Denoising score matching solves both at once. Blur the data with Gaussian noise, x̃ = x + σε, and learn the score of the noised distribution p_σ. A short calculation (this is Tweedie's insight) shows the conditional score has a closed form:

∇_x̃ log p_σ(x̃|x) = (x − x̃) / σ² = −ε / σ

the score is the (scaled) noise you added

and that regressing on this conditional target gives the true marginal score in expectation:

min_θ E_{x, ε}[ ‖ s_θ(x + σε) + ε/σ ‖² ] ⇒ s_θ ≈ ∇ log p_σ

No Jacobians, no Z, and the noise itself spreads training data over the off-manifold regions that need coverage. The cost: we learn the score of a smoothed distribution, not of p itself. Diffusion will turn that cost into the design.

04 · Using itLangevin dynamics: follow the arrows, but jitter

Given a score, sampling is almost gradient ascent on log p:

x_k+1 = x_k + (η/2) · s_θ(x_k) + √η · ε_k, ε_k ~ N(0, I)
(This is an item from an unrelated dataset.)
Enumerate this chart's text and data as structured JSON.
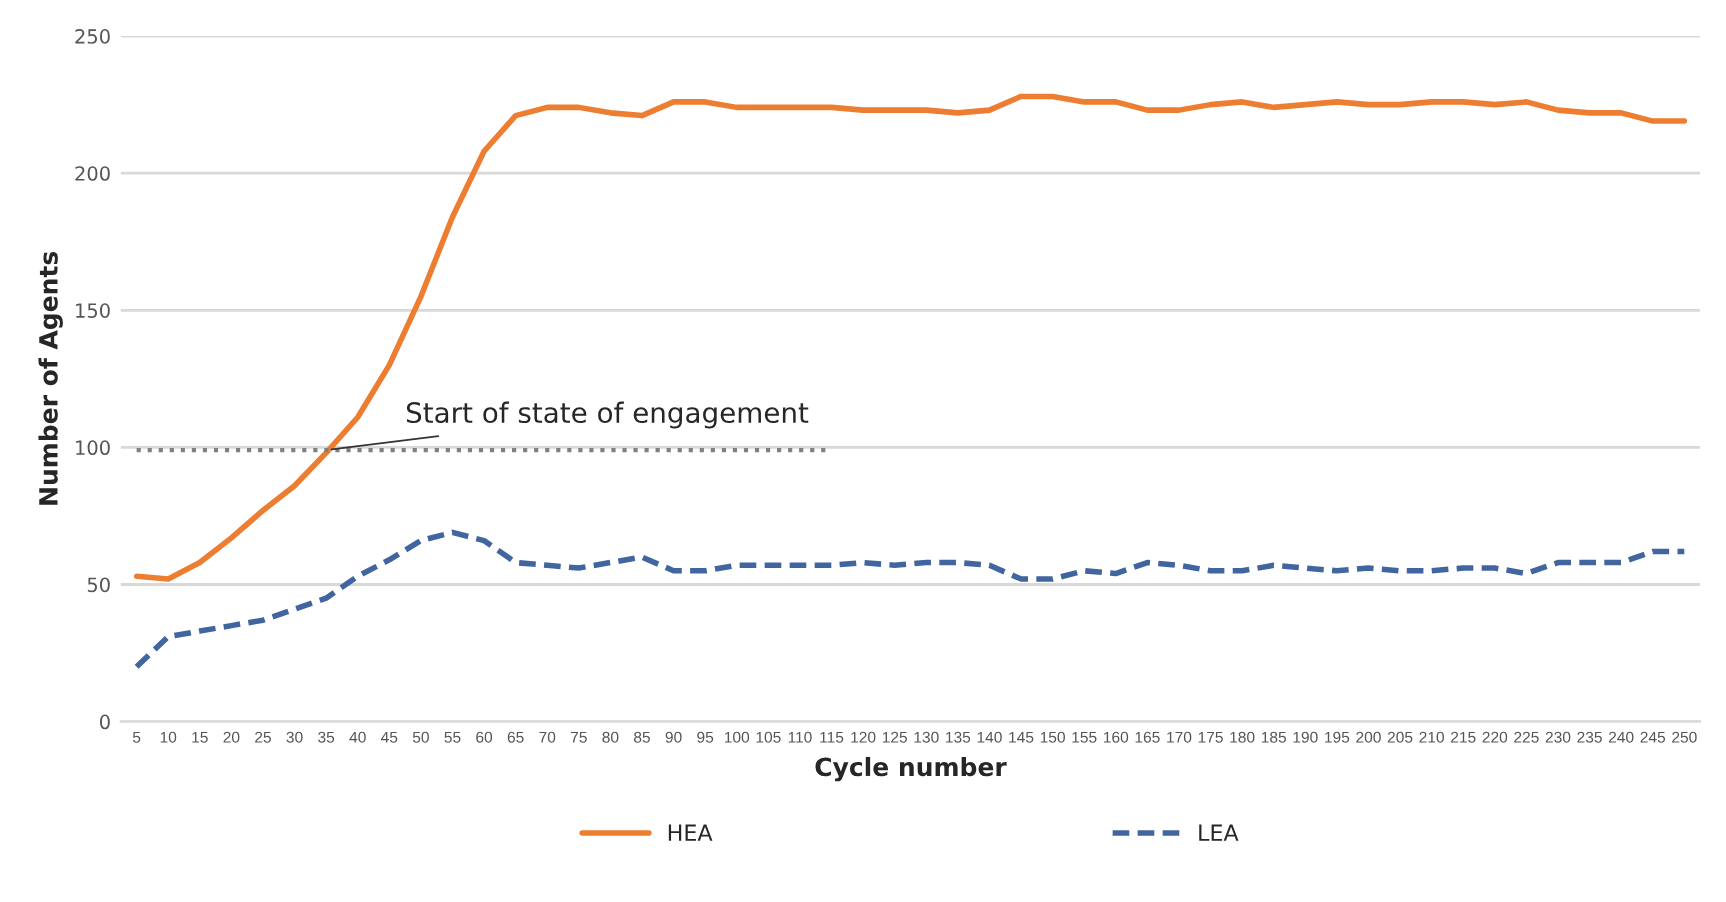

injected noise — not optional

The noise term is the entire difference between sampling and optimising. Pure ascent collapses every chain onto the modes; the calibrated jitter makes the stationary distribution exactly p, so chains spend time in proportion to probability. Think of a marble rolling into valleys of −log p while the table is shaken: the shaking is what makes it explore the valley floor rather than sit at the deepest point.

One failure remains: with a single small σ, Langevin chains mix poorly between distant modes and the far-field score is still weak. The fix — use a whole ladder of noise levels, large σ to guide from far away, small σ to refine — is precisely the forward process of diffusion, and the ε-prediction network of DDPM is this denoising score model wearing different notation.

Mental Model

The score is the compass of a distribution: direction uphill in log-probability, everywhere, with the unknowable altitude (Z) cancelled out.
Naive score learning fails off the data manifold — exactly where samplers start.
Tweedie's insight: the score of noised data is the negative noise, so "predict the noise" is score estimation in disguise.
Langevin sampling = follow the compass + mandatory jitter; the jitter converts hill-climbing into sampling.
One noise level gives a weak compass; a ladder of noise levels gives diffusion.